Considérant que le syndic a introduit sa requête aux fins d’injonction de payer, avant d’être démis de ses fonctions;
Que, par ailleurs, le syndic a agi en tant que personne physique et non morale;
Qu’en conséquence, la requête est recevable;
AU FOND
Du caractère certain de la créance.
Considérant que s’agissant de charges de co-propriété, elles sont dues dès lors que l’on est propriétaire;
Qu’il importe peu que le propriétaire habite ou non les lieux, car il ne s’agit pas de charges locatives;
Qu’il s’ensuit que la créance est certaine;
Du caractère liquide la créance.
Considérant que dès lors que la créance est quantifiable, comme en l’espèce, elle est liquide;
Du caractère exigible de la créance.
Considérant que les charges réclamées sont échues, donc exigibles;
Qu’en conséquence, c’est à bon droit que le premier juge a restitué à l’ordonnance n° 6755/99 son plein et entier effet;
Considérant que l’appelant succombe, il convient de le condamner aux dépens;
PAR CES MOTIFS
EN LA FORME
– Déclare le sieur EKA MEBANGA Constant Marie recevable en son appel relevé du jugement civil n° 396 rendu le 15 mai 2000 par le Tribunal de Première Instance d’Abidjan;
AU FOND
– L’y dit mal fondé;
– L’en déboute;
– Confirme le jugement entrepris;
– Le condamne aux dépens distraits au profit de Maître Amadou FADIGA, Avocat aux offres de droit./-
Président : CHAUDRON Maurice
Conseillers : BLE Saki Irène
GRAH Emma
Greffier : Me DIARRA Mamadou.
Observations de Joseph ISSA-SAYEGH, Professeur agrégé, consultant
La jurisprudence a, déjà, à juste titre, considéré que les créances de charges dues par un copropriétaire à la copropriété dont il fait partie, peuvent justifier le recours à une procédure d’injonction de payer. (Voir Ohadata J-02- ). Il faut approuver une telle décision.

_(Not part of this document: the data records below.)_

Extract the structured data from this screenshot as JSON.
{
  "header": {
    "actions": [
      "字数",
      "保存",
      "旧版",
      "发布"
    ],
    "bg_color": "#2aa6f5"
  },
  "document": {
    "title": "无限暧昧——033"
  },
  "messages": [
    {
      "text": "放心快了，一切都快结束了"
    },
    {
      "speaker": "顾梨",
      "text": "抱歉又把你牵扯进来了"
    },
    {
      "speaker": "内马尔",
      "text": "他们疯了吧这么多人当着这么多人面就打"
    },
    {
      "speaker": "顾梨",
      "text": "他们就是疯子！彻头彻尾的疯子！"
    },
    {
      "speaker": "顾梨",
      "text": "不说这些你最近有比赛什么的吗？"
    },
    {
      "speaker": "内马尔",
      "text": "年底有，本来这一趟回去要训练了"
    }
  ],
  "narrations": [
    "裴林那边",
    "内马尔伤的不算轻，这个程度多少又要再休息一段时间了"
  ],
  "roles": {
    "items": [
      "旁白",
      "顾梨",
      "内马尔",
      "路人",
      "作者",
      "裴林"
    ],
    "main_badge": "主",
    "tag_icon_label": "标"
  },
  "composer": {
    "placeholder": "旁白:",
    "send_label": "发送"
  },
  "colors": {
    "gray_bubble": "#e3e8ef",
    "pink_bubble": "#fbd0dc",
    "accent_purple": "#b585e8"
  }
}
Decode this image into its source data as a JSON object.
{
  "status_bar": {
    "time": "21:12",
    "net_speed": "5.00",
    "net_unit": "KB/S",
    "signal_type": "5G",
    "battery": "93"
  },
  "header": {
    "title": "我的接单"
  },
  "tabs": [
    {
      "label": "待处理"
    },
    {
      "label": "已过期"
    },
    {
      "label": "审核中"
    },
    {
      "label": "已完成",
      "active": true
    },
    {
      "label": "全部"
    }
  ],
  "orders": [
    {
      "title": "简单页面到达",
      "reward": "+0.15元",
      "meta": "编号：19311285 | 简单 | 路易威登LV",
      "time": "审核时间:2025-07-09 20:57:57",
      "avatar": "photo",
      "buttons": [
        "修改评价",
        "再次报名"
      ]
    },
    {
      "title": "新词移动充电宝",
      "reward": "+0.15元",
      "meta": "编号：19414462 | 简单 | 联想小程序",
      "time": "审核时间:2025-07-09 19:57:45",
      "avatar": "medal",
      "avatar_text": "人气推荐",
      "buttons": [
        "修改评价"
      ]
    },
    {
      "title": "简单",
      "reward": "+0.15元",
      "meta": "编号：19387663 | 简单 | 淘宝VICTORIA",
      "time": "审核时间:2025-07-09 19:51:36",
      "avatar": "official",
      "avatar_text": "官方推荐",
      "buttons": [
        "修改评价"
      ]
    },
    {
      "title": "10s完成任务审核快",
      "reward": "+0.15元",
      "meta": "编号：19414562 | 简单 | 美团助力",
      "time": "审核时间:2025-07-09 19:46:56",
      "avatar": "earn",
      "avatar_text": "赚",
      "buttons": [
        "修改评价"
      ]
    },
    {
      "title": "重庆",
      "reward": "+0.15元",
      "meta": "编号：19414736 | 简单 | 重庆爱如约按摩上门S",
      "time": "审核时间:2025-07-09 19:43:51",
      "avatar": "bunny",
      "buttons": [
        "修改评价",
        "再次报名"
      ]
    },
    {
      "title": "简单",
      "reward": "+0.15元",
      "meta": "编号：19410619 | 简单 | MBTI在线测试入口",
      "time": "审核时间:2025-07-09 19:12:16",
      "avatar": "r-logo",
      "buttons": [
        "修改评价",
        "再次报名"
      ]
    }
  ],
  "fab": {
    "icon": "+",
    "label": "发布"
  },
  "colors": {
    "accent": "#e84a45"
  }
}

Par contre on ne peut suivre le raisonnement du syndic et de la cour qui considèrent que le syndic a agi en tant que personne physique et non en tant que personne morale. En effet, de par la loi même, les copropriétaires sont regroupés, de plein droit, obligatoirement, en un syndicat doté de la personnalité juridique et cette personnalité morale est représentée par le syndic.